Emmanuel Levinas e la Gestalt Disability Therapy

Descriverò come applichiamo la Psicoterapia della Gestalt nel trattamento dei diversamente abili. Abbiamo messo a punto un modello innovativo, in linea con i trattamenti più efficaci applicati negli Stati Uniti, che utilizza la relazione come atto terapeutico. Nella trattazione seguente, al fine di descrivere il nostro lavoro, richiamerò ampiamente i concetti espressi nel libro di Emmanuel Levinas “Totalità ed Infinito”, che considero uno dei libri più importanti del XX secolo.

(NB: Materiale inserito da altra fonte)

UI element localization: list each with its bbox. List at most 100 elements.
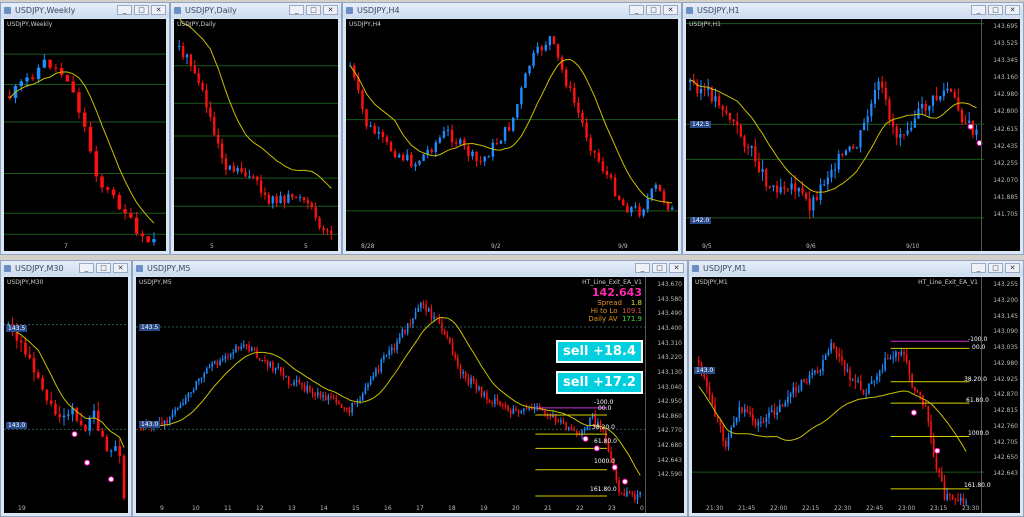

Noi descriviamo quello che sentiamo quando siamo vicino ai diversabili. Non dirigiamo tutti i diversabili nella stessa via. Invece, noi, cerchiamo il significato della nostra vita attraverso il contatto, che è il nostro strumento. Noi non insegniamo, ma stiamo insieme: questo è il nostro modello.

Levinas dice ( Levinas è morto qualche anno fa, ma io preferisco parlare al presente perchè lo sento vicino) “La vera vita è assente. …Ma noi siamo al mondo”. Il nostro modello (Gestalt Disability Therapy) emerge da questa idea e attraverso essa si sviluppa. Quando siamo vicino ai diversabili sentiamo che “la vera vita è assente”; quindi, insieme, cerchiamo (diversabile e terapista) la vera vita: per noi questo è terapia.

Gestalt Disability Therapy è rivolta all’«altrove», all’«altrimenti» e all’«altro». Nella forma più generale sotto la quale si è presentata la storia del pensiero, questa appare infatti come un movimento che parte da un mondo che ci è familiare (quali che siano le terre ancora sconosciute che lo circondano o che esso nasconde), da una casa «nostra» e nella quale abitiamo, e che va verso una casa «non nostra» ed estranea, verso un «laggiù».

Secondo noi (Gestalt disability Therapy) questo è un buon modo per rispettare i diversabili, i quali, con questo sostegno, possono trovare il loro vero SÈ.

“Il termine di questo movimento – l’altrove o l’altro - è detto altro in senso eminente.”

I diversabili, per noi, sono altro. Proprio perché li rispettiamo, non li forziamo verso un modo di essere. Noi andiamo al passo coi loro tempi, consideriamo le loro regole, aspettiamo che diventino consapevoli. Stiamo in attesa di vederli trovare la loro via.

“Nessun viaggio, nessun cambiamento di clima e di sfondo sarebbe in grado di soddisfare il desiderio che vi tende.”

I diversabili (gli altri) non sono qualcosa che possiamo usare, quando facciamo terapia con loro, poiché “l’«altro» metafisicamente desiderato non è «altro» come il pane che mangio, come il paese che abito, come il paesaggio che contemplo, come, a volte, io stesso posso apparire ai miei occhi: questo «io» questo «altro» . Con questa realtà posso «nutrirmi» e, in larghissima misura, soddisfarmi, come se mi fossero semplicemente mancate”. E per questo motivo la loro alterità “si riassorbe nella mia identità di pensante o di possidente. Il desiderio metafisico tende verso una cosa totalmente altra, verso l’assolutamente altro.”

Il desiderio metafisico del terapista è molto importante. Questi, semplicemente seguendo il suo desiderio metafisico, fa sì che la terapia tra lui e il diversabile accada, pur senza intenzionalità: la strada nuova accade, ma nessuno sceglie la strada.

“L’analisi abituale del desiderio non potrebbe spiegare” i nuovi percorsi. Tuttavia possiamo definirli «via verso la libertà», laddove per libertà si intende libertà per diversabile e terapeuta allo stesso tempo. Dunque se cerco me stesso, la libertà accade. La libertà è benessere e guarigione.